We invite your questions and comments by posting them below, or by calling the Panel of Experts.
[1] Steven Mark Levy. Federal Money Laundering Regulation: Banking, Corporate and Securities Compliance (FMNYL) § 10.02. Wolters Kluwer. 2010.
[2] 31 U.S.C. § 5314(a).
[3] 31 U.S.C. §§ 5314(a), 5314(b); 31 C.F.R. § 103.24, 31 C.F.R. § 103.27(c), (d),
[4] 31 C.F.R. § 103.32.
[5] FMNYL § 10.01. Citing, IRS Chief: Swiss Deal Shows U.S. Resolve. August 19, 2009. National Public Radio. Interview. Douglas Shulman IRS Commissioner.
[6] Id.
[7] Id.
[8] Department of the Treasury, Report to Congress in Accordance with § 361(b) of the USA Patriot Act, at 6 (April 26, 2002).

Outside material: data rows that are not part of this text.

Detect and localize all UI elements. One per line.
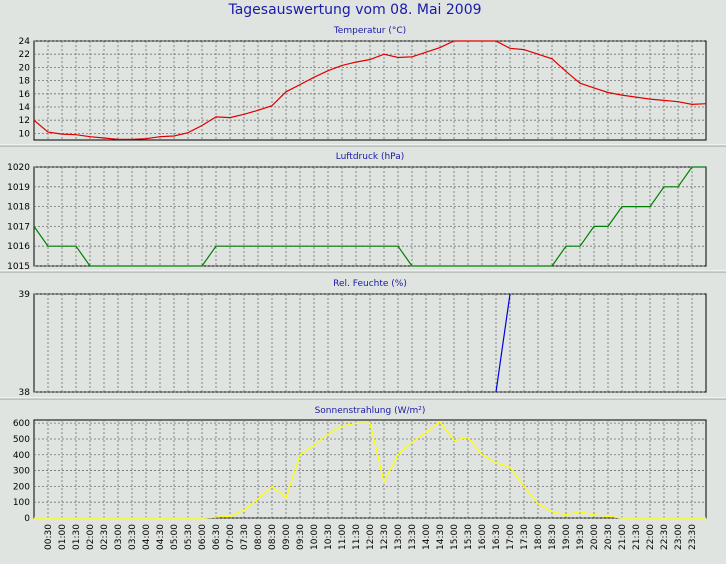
x-tick-label: 16:30 [492, 524, 502, 550]
x-tick-label: 04:00 [142, 524, 152, 550]
x-tick-label: 07:30 [240, 524, 250, 550]
x-tick-label: 03:30 [128, 524, 138, 550]
x-tick-label: 23:00 [674, 524, 684, 550]
x-tick-label: 19:00 [562, 524, 572, 550]
y-tick-label: 500 [13, 435, 30, 445]
x-tick-label: 11:00 [338, 524, 348, 550]
y-tick-label: 1016 [7, 242, 30, 252]
x-tick-label: 05:00 [170, 524, 180, 550]
x-tick-label: 03:00 [114, 524, 124, 550]
y-tick-label: 10 [19, 129, 31, 139]
x-tick-label: 09:30 [296, 524, 306, 550]
y-tick-label: 100 [13, 498, 30, 508]
y-tick-label: 20 [19, 63, 31, 73]
y-tick-label: 18 [19, 77, 31, 87]
series-line [34, 40, 706, 140]
x-tick-label: 06:00 [198, 524, 208, 550]
chart-panel-4: 0 100 200 300 400 500 600 Sonnenstrahlung (W/m²… [13, 406, 707, 524]
y-tick-label: 1015 [7, 262, 30, 272]
panel-title: Rel. Feuchte (%) [333, 279, 407, 289]
x-tick-label: 09:00 [282, 524, 292, 550]
y-tick-label: 24 [19, 37, 31, 47]
x-tick-label: 07:00 [226, 524, 236, 550]
x-tick-label: 13:00 [394, 524, 404, 550]
x-tick-label: 16:00 [478, 524, 488, 550]
y-tick-label: 12 [19, 116, 30, 126]
x-tick-label: 23:30 [688, 524, 698, 550]
series-line [495, 293, 511, 393]
series-line [34, 420, 706, 519]
x-tick-label: 12:30 [380, 524, 390, 550]
x-tick-label: 22:30 [660, 524, 670, 550]
x-tick-label: 02:30 [100, 524, 110, 550]
y-tick-label: 0 [24, 514, 30, 524]
x-tick-label: 20:30 [604, 524, 614, 550]
x-tick-label: 21:00 [618, 524, 628, 550]
x-tick-label: 15:00 [450, 524, 460, 550]
page-title: Tagesauswertung vom 08. Mai 2009 [227, 2, 481, 18]
x-tick-label: 13:30 [408, 524, 418, 550]
x-tick-label: 18:00 [534, 524, 544, 550]
y-tick-label: 300 [13, 467, 30, 477]
series-line [34, 166, 706, 267]
y-tick-label: 600 [13, 419, 30, 429]
x-tick-label: 15:30 [464, 524, 474, 550]
x-tick-label: 11:30 [352, 524, 362, 550]
x-tick-label: 02:00 [86, 524, 96, 550]
x-tick-label: 22:00 [646, 524, 656, 550]
x-tick-label: 14:30 [436, 524, 446, 550]
y-tick-label: 1020 [7, 163, 30, 173]
x-tick-label: 08:30 [268, 524, 278, 550]
panel-title: Temperatur (°C) [333, 26, 406, 36]
y-tick-label: 1017 [7, 222, 30, 232]
x-tick-label: 10:00 [310, 524, 320, 550]
y-tick-label: 38 [19, 388, 31, 398]
x-tick-label: 19:30 [576, 524, 586, 550]
x-tick-label: 05:30 [184, 524, 194, 550]
panel-title: Luftdruck (hPa) [336, 152, 405, 162]
x-tick-label: 14:00 [422, 524, 432, 550]
x-tick-label: 04:30 [156, 524, 166, 550]
x-tick-label: 17:30 [520, 524, 530, 550]
x-tick-label: 06:30 [212, 524, 222, 550]
chart-panel-1: 10 12 14 16 18 20 22 24 Temperatur (°C) [0, 26, 726, 147]
x-tick-label: 01:00 [58, 524, 68, 550]
x-tick-label: 08:00 [254, 524, 264, 550]
y-tick-label: 200 [13, 482, 30, 492]
y-tick-label: 22 [19, 50, 30, 60]
x-tick-label: 21:30 [632, 524, 642, 550]
panel-title: Sonnenstrahlung (W/m²) [315, 406, 426, 416]
y-tick-label: 1018 [7, 203, 30, 213]
y-tick-label: 16 [19, 90, 31, 100]
chart-panel-2: 1015 1016 1017 1018 1019 1020 Luftdruck (hPa) [0, 152, 726, 273]
x-tick-label: 10:30 [324, 524, 334, 550]
y-tick-label: 1019 [7, 183, 30, 193]
y-tick-label: 400 [13, 451, 30, 461]
y-tick-label: 39 [19, 290, 31, 300]
x-tick-label: 00:30 [44, 524, 54, 550]
x-tick-label: 01:30 [72, 524, 82, 550]
x-tick-label: 12:00 [366, 524, 376, 550]
x-tick-label: 20:00 [590, 524, 600, 550]
y-tick-label: 14 [19, 103, 31, 113]
chart-panel-3: 38 39 Rel. Feuchte (%) [0, 279, 726, 400]
x-tick-label: 18:30 [548, 524, 558, 550]
x-axis: 00:30 01:00 01:30 02:00 02:30 03:00 03:30 04:00… [44, 524, 698, 550]
x-tick-label: 17:00 [506, 524, 516, 550]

[9] 31 U.S.C. §§ 5321(a)(5)(C)(i).
[10] 31 U.S.C. § 5322(a); 31 C.F.R. § 103.59(b).
[11] FMNYL § 10.09. Citing, 31 U.S.C. § 5322(b); 31 C.F.R. § 103.59(c).
[12] Joint Committee on Taxation, Technical Explanation of the Revenue Provisions Contained in Senate Amendment 3310, the “Hiring Incentives to Restore Employment Act,” under consideration by the Senate (JCX-4-10), Page 60. February 23, 2010.